Никитка хихикал и шел, озираясь, видимо еще труся.
Толька грозил кулаком:
— У, черт, канителься! Смотри, играть с тобой не буду!
Этого достаточно.
Никитка бежал на лестницу, ложился на окне, поджидая жертвы.
Потом сбегал, насвистывая, с фуражкою, надвинутой на глаза, прыгал через несколько ступенек, чтобы разогнаться. Широкой грудью налетал на слабо держащегося от опьянения и хромоты человека и сбивал его с ног, вылетая во двор радостный и испуганный.
С лестницы выходил ковыляющий, держащийся за ушибленный затылок башмачник:
— Это… это что за бешенство? На людей кидаются? А? Дворник! Дво-о-о-рник!
Старшему, Дмитрию Степанычу, кричал, стуча палкою:
— Ты это расследуй! Я все равно так не оставлю! Я не вор какой, чтобы меня пихать! Что? Мальчишки? Играют? Это, брат, не игра, на людей кидаться!
— Вы, Федор Федорыч, сами вот песни распеваете, думаете, я не слышу? — степенно разглаживал бороду старший. — Вы человек семейный и пьянствуете. И пение во дворах не разрешается. От этого беспокойствие жильцам.
— Ты мне, Степаныч, лазаря не пой! — горячился Федор Федорыч. — И пьянством не упрекай. Не ты меня поил… А от пения — никакого беспокойствия. Подумаешь, какие тут короли нидерландские живут, что человеку петь нельзя!
Он сердито ковылял, стуча палкою:
— Право, короли нидерландские! Ребят и собак бешеных завели. У-у, сволочи!
Грозил палкою в пространство. А Никитка докладывал Тольке:
— Я ему, надо быть, последнюю ногу поломал. Здорово он шмякнулся, ей-ей!
— Молодец! — хлопал Толька Никитку по круглому плечу. — Здоровый ты, черт!
Лицо Никитки расплывалось блином.
— Не больной, это верно.
Жалобы жильцов на проделки невозможных детей встречали холодное равнодушие капитана.
— Взяли да отодрали за уши! — говорил Одышев, дымя крепчайшею сигарой.
— Легко сказать! Да чтобы надрать уши вашему сынку, нужно двух дворников.
— Ерунда! Мальчишка есть мальчишка, какие для него дворники. Я его, конечно, отлуплю, но он озорничать не перестанет.
— Тогда не пускайте его гулять.
— Я не вижу в этом надобности, — дымил капитан.
Жаловались домовладельцу, но успеха также не было.

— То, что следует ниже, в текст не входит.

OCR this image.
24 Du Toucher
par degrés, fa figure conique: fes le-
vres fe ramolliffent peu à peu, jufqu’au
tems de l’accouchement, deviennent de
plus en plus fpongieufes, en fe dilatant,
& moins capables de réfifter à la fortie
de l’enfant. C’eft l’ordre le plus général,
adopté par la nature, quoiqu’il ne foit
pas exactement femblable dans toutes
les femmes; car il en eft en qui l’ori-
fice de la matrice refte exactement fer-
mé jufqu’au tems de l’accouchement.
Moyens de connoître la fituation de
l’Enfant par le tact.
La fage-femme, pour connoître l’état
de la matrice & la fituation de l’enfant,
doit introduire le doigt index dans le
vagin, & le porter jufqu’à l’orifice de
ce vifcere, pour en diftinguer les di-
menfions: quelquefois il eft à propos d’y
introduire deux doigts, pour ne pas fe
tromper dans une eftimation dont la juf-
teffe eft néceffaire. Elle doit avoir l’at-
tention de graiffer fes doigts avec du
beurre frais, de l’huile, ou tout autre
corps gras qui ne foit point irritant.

Славнов, приятель Одышева, принял жалобщиков еще холоднее, чем капитан.
— Простите, пожалуйста! Если ваши дети дерутся между собою, то я тут ни при чем. Отказывать жильцу, потому что физиономия его сына вам не нравится, я не имею права.
— Здесь дело не в симпатиях, а в том, что такие дети, как сынок Одышева, сидят в колониях для малолетних преступников.
— Так вы посадите его туда, о чем же может быть разговор? — язвительно улыбался желчный Славнов.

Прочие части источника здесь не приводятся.